To support that the simple modification to a semi-circulant key \(\mathbf{B}\) is reasonable, we conducted experiments for several n and types of secret key; random \(\mathbf{A}\) and semi-circulant \(\mathbf{B}\). To construct a semi-circulant key \(\mathbf{B}\), we randomly choose two vectors from \(\{ {0,1} \}^n\). For \(n=16,18\), we experimented with 128 different secret keys to compute (average of) logarithm biases of the statistical attack. Similarly, for \(n=24,28\), we provided experimental results for 20 different secret keys.

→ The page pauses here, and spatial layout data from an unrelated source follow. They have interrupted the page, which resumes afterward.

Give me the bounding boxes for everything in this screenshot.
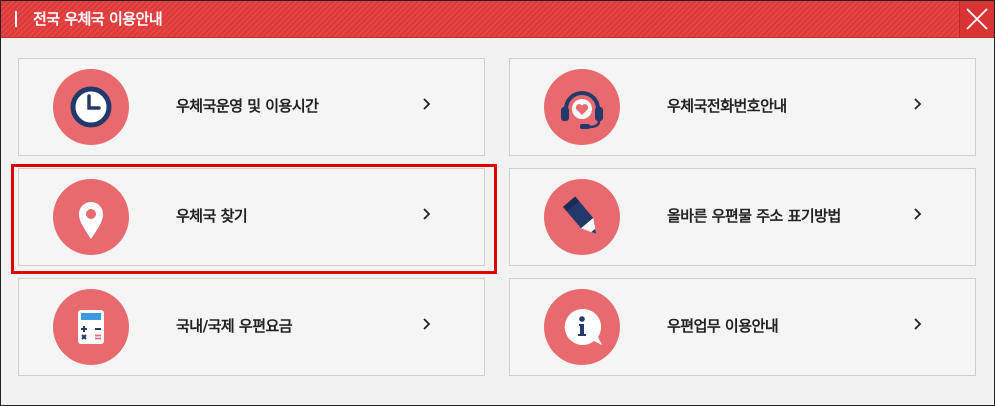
close-icon: [966, 8, 988, 30]
title-bar-mark: [15, 11, 17, 27]
window-title: 전국 우체국 이용안내: [33, 10, 163, 28]
menu-card-guide[interactable]: 우편업무 이용안내: [509, 278, 976, 376]
menu-label-address: 올바른 우편물 주소 표기방법: [667, 207, 841, 225]
phone-icon-circle: [544, 69, 620, 145]
chevron-right-icon: [914, 208, 922, 220]
chevron-right-icon: [423, 98, 431, 110]
menu-label-rates: 국내/국제 우편요금: [176, 317, 293, 335]
info-bubble-icon: [564, 308, 602, 345]
menu-card-address[interactable]: 올바른 우편물 주소 표기방법: [509, 168, 976, 266]
menu-card-rates[interactable]: 국내/국제 우편요금: [18, 278, 485, 376]
chevron-right-icon: [914, 98, 922, 110]
menu-card-hours[interactable]: 우체국운영 및 이용시간: [18, 58, 485, 156]
guide-icon-circle: [544, 289, 620, 365]
headset-heart-icon: [561, 91, 603, 129]
address-icon-circle: [544, 179, 620, 255]
chevron-right-icon: [423, 318, 431, 330]
menu-label-hours: 우체국운영 및 이용시간: [176, 97, 319, 115]
chevron-right-icon: [914, 318, 922, 330]
clock-icon: [70, 86, 112, 128]
menu-label-phone: 우체국전화번호안내: [667, 97, 787, 115]
calculator-icon: [78, 310, 104, 344]
hours-icon-circle: [53, 69, 129, 145]
pencil-icon: [563, 196, 597, 234]
rates-icon-circle: [53, 289, 129, 365]
selection-highlight: [11, 164, 497, 274]
post-office-guide-window: 전국 우체국 이용안내 우체국운영 및 이용시간 우체국전화번호안내 우체국 찾…: [0, 0, 995, 406]
menu-label-guide: 우편업무 이용안내: [667, 317, 779, 335]
window-header: 전국 우체국 이용안내: [1, 1, 994, 38]
close-button[interactable]: [959, 1, 994, 37]
menu-card-phone[interactable]: 우체국전화번호안내: [509, 58, 976, 156]
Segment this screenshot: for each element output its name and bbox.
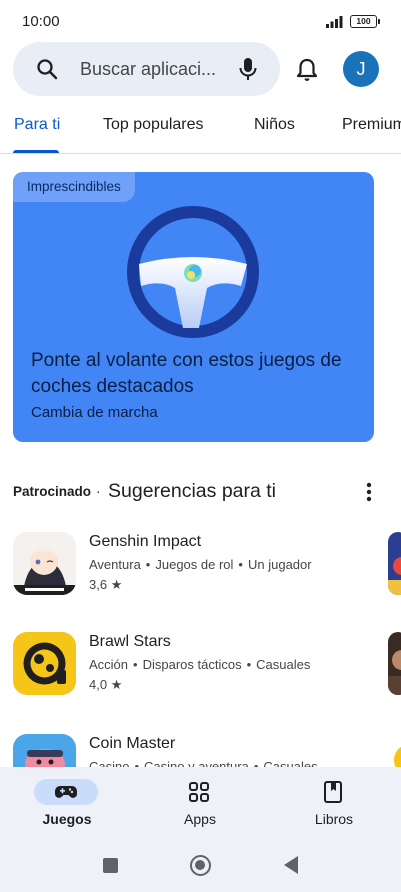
tag-separator: • bbox=[133, 657, 138, 672]
separator-dot: · bbox=[96, 484, 101, 499]
status-time: 10:00 bbox=[22, 13, 60, 30]
account-avatar[interactable]: J bbox=[343, 51, 379, 87]
sponsored-label: Patrocinado bbox=[13, 484, 92, 499]
nav-apps[interactable]: Apps bbox=[133, 767, 267, 842]
home-icon[interactable] bbox=[190, 855, 211, 876]
more-options-icon[interactable] bbox=[362, 481, 376, 503]
category-tabs: Para ti Top populares Niños Premium bbox=[0, 100, 401, 154]
bookmark-icon bbox=[324, 781, 342, 803]
back-icon[interactable] bbox=[284, 856, 298, 874]
rating-value: 3,6 bbox=[89, 577, 108, 592]
app-name: Genshin Impact bbox=[89, 533, 202, 550]
nav-books[interactable]: Libros bbox=[267, 767, 401, 842]
banner-title: Ponte al volante con estos juegos de coc… bbox=[31, 350, 342, 397]
brawl-stars-icon bbox=[13, 632, 76, 695]
nav-label: Juegos bbox=[42, 811, 92, 827]
tab-premium[interactable]: Premium bbox=[342, 116, 401, 134]
app-tag: Casuales bbox=[256, 657, 311, 672]
section-title: Sugerencias para ti bbox=[108, 480, 277, 502]
genshin-icon bbox=[13, 532, 76, 595]
app-row-brawl-stars[interactable]: Brawl Stars Acción • Disparos tácticos • Cas… bbox=[0, 632, 401, 722]
app-tags: Acción • Disparos tácticos • Casuales bbox=[89, 657, 310, 672]
app-tag: Acción bbox=[89, 657, 129, 672]
app-tag: Aventura bbox=[89, 557, 141, 572]
tab-top-populares[interactable]: Top populares bbox=[103, 116, 204, 134]
star-icon: ★ bbox=[110, 577, 123, 592]
rating-value: 4,0 bbox=[89, 677, 108, 692]
steering-wheel-illustration bbox=[127, 206, 259, 338]
bottom-navigation: Juegos Apps Libros bbox=[0, 767, 401, 842]
active-tab-indicator bbox=[13, 150, 59, 153]
app-rating: 4,0 ★ bbox=[89, 677, 122, 693]
app-tags: Aventura • Juegos de rol • Un jugador bbox=[89, 557, 312, 572]
app-name: Coin Master bbox=[89, 735, 176, 752]
app-row-genshin-impact[interactable]: Genshin Impact Aventura • Juegos de rol • Un… bbox=[0, 532, 401, 622]
tab-para-ti[interactable]: Para ti bbox=[14, 116, 60, 134]
notifications-bell-icon[interactable] bbox=[295, 57, 319, 83]
star-icon: ★ bbox=[110, 677, 123, 692]
nav-games[interactable]: Juegos bbox=[0, 767, 134, 842]
search-bar[interactable]: Buscar aplicaci... bbox=[13, 42, 280, 96]
status-bar: 10:00 100 bbox=[0, 0, 401, 40]
system-navigation-bar bbox=[0, 842, 401, 892]
nav-label: Apps bbox=[184, 811, 216, 827]
app-name: Brawl Stars bbox=[89, 633, 171, 650]
signal-icon bbox=[326, 16, 343, 28]
microphone-icon[interactable] bbox=[236, 56, 260, 82]
search-icon bbox=[37, 59, 58, 80]
banner-subtitle: Cambia de marcha bbox=[31, 404, 158, 421]
app-tag: Disparos tácticos bbox=[142, 657, 242, 672]
nav-label: Libros bbox=[314, 811, 354, 827]
banner-tag: Imprescindibles bbox=[13, 172, 135, 202]
featured-banner[interactable]: Imprescindibles Ponte al volante con est… bbox=[13, 172, 374, 442]
recent-apps-icon[interactable] bbox=[103, 858, 118, 873]
tag-separator: • bbox=[246, 657, 252, 672]
next-app-peek[interactable] bbox=[388, 532, 401, 595]
tab-ninos[interactable]: Niños bbox=[254, 116, 295, 134]
tag-separator: • bbox=[238, 557, 243, 572]
gamepad-icon bbox=[55, 786, 77, 798]
app-tag: Juegos de rol bbox=[155, 557, 234, 572]
battery-icon: 100 bbox=[350, 15, 380, 28]
tag-separator: • bbox=[145, 557, 151, 572]
search-input[interactable]: Buscar aplicaci... bbox=[80, 59, 216, 80]
app-tag: Un jugador bbox=[247, 557, 312, 572]
next-app-peek[interactable] bbox=[388, 632, 401, 695]
apps-grid-icon bbox=[189, 782, 209, 802]
app-rating: 3,6 ★ bbox=[89, 577, 122, 593]
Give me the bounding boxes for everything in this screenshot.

Moreover, for each case, \(2^n\) samples were used to compute accurate \(M=\max _{\alpha ,\beta }\{M_{\alpha ,\beta }\}_{\alpha \in \{ {0,2} \}, \beta \in \{\text {odd, even}\}}\).

Fig. 3.
figure 3

Averages of (logarithm) biases according to n and types of secret keys and their trend lines.

According to the above graph, we observe that a semi-circulant weak PRF with \(\mathbf{B}\), behaves Mod-2/Mod-3 weak PRF with random secret key \(\mathbf{A}\). Moreover, the fixed candidate is secure against all known attacks under the current parameters \(n=m=256\) since its advantage is already larger than \(2^{-0.5n}\).

The fixed candidate would be also interesting since it almost preserves the advantage of a circulant Mod-2/Mod-3 weak PRF: a quasi-linear multiplication time. Since the semi-circulant matrix consists of two secret vectors with their rotations, by computing two circulant matrix-vector multiplications, we easily obtain outputs of the semi-circulant Mod-2/Mod-3 weak PRFs. Thus, the fixed candidate still allows a quasi-linear multiplication time although its real time is twice slower than the circulant Mod-2/Mod-3 weak PRF (Fig. 3).

Remark 5.1

We observe that the weakness of a circulant Mod-2/Mod-3 weak PRF might come from a structured property of \(\mathbf{A}\). Indeed, we observe that if we break down the property using two secret vectors, then a Mod-2/Mod-3 weak PRF with secret key \(\mathbf{B}\) is secure against our attack although a circulant with key \(\mathbf{A}\) is vulnerable to our attack. Thus, we can make a hypothesis that a structured chaos of the secret key implies the security of weak PRF candidates.

Remark 5.2

The main idea of our revision of weak PRF candidates is to change the way secret keys are sampled (a single vector with high hamming weights, or a semi-circulant key) while preserving the parameters. Thus, it is more efficient than the basic revision that increases the key size.